On other issues too, voters endorsed key conservative principles. Washington State voters, even as they re-elected liberal Patty Murray to the Senate and swept Democrats to power in both houses of the state legislature, voted 59-41 percent to abolish racial and gender preferences. Idaho voters reiterated support for term limits, while Alaska voted to use English in its official actions. Gay marriages were handily voted down in Hawaii and Alaska, and Georgia rejected a tax increase that would have paid for environmental land purchases. Virginia voted down the creation of super-regional governments with the power to tax and regulate growth.

Still, Republican timidity wasn't the only reason Democrats held back the Republican tide. Credit is also due to

Democrats' unprecedented get-out-the-vote effort, funded with money from trial lawyers and union dues, and targeted at union members and African Americans.

This effort considerably boosted the number of union members and blacks voting in a number of tight elections. In a 45 percent black Georgia congressional district, Democratic votes jumped from roughly 72,000 in 1994 to over 100,000 in 1998-an increase that accounted for a fifth of the Republican gubernatorial candidate's margin of defeat. All told, unions, trial lawyers, and large Democratic donors spent tens of millions of dollars on unreported, untraceable efforts to mobilize voters.

They did this because they know the stakes: their political lives. A specter haunts Democrats: If Republicans win the presidency along with the House and Senate (and redistricting will likely give Republicans an additional 15 or more House seats in 2002), then the GOP could pass tort reform-taking a $5-l0 billion a year bite out of trial lawyer fees. The Republicans could also prevent unions from using members' dues for politics without the worker's permission, costing labor activists at least $2 billion a year. And changing the way federal funds flow to our big cities to ensure monies go directly to students, tenants, and the poor-rather than flowing through the Democratic party's precinct workers-would cut off hundreds of millions of dollars now flowing to the Democrats.

So far, Bill Clinton has made institutional reforms like these impossible.
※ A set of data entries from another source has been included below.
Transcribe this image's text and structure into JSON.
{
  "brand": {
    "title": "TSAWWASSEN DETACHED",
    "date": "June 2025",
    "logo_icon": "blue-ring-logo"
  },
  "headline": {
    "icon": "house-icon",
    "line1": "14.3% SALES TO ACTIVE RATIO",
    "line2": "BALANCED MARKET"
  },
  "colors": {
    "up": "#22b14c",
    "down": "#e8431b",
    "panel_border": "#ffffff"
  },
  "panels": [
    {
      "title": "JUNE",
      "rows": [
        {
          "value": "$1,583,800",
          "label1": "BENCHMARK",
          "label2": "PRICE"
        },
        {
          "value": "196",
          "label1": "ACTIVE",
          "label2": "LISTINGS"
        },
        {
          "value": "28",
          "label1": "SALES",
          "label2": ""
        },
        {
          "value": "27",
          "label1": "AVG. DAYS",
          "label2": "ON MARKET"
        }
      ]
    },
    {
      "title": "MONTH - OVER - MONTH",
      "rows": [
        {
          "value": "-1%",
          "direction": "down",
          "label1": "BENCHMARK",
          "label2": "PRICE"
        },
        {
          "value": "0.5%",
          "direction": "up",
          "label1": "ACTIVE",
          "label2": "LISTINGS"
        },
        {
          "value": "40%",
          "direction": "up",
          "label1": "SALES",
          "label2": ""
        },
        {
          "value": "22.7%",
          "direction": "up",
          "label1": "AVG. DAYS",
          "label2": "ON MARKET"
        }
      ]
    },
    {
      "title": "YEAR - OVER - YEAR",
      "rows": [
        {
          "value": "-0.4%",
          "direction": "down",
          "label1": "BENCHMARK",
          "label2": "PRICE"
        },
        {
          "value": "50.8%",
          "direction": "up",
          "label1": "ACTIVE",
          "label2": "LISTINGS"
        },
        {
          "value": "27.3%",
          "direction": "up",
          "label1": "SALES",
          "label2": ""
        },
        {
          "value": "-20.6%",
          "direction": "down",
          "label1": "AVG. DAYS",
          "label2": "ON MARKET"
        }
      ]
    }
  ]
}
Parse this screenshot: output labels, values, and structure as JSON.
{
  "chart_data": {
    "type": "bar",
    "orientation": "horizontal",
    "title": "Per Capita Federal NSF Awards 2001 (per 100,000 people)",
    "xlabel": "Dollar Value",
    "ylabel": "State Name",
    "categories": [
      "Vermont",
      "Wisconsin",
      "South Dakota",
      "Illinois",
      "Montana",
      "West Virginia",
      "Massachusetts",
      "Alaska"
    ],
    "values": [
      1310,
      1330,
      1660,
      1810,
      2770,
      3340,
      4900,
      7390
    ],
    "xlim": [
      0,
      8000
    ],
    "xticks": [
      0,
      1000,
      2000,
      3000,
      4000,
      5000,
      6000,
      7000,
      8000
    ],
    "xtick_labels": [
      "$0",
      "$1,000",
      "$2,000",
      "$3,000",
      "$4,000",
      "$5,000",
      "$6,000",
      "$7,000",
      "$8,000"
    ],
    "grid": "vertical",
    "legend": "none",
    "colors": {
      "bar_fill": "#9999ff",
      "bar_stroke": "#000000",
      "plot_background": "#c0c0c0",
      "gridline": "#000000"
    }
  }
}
If that blockage were lifted, long-delayed measures could pass that would result in a liberation of American politics from a half-century-long liberal stranglehold. So no one should be surprised by the racist ads run by Missouri's Democratic party suggesting Republicans want to burn down black churches, or by the Democrats' phony "pollsters" who called retirees to plant the idea that voting Republican would mean that Social Security checks wouldn't arrive next month. For the fact is, contemporary liberalism would not survive losing control of both the presidency and the Congress for even a two-year period. The good news for Republicans is that their core issues remain popular. They will succeed if led by a presidential candidate able to motivate common sense middle-class Americans to show up at the polls and outnumber the voters ginned up by desperate Democrats. The natural place for Republicans to build some enthusiasm for their agenda is at the state level. In Washington, Bill Clinton will veto GOP reforms on issues like taxes and school choice. But similar efforts to give citizens greater control over their own lives, improve education, reduce taxes, eliminate racial preferences, and reduce spending can be enacted by Republicans in state governments. Today there are 14 states-including Arizona, Colorado, Florida, Kansas, Michigan, New Jersey, Ohio, and Pennsylvania-where Republicans control the governorship and both houses of the legislature.

With real achievements from our regional capitals, and a presidential candidate drawn from the ranks of America's 31 Republican state executives, the GOP can offer voters in 2000 a choice between proven success and throwback tactics.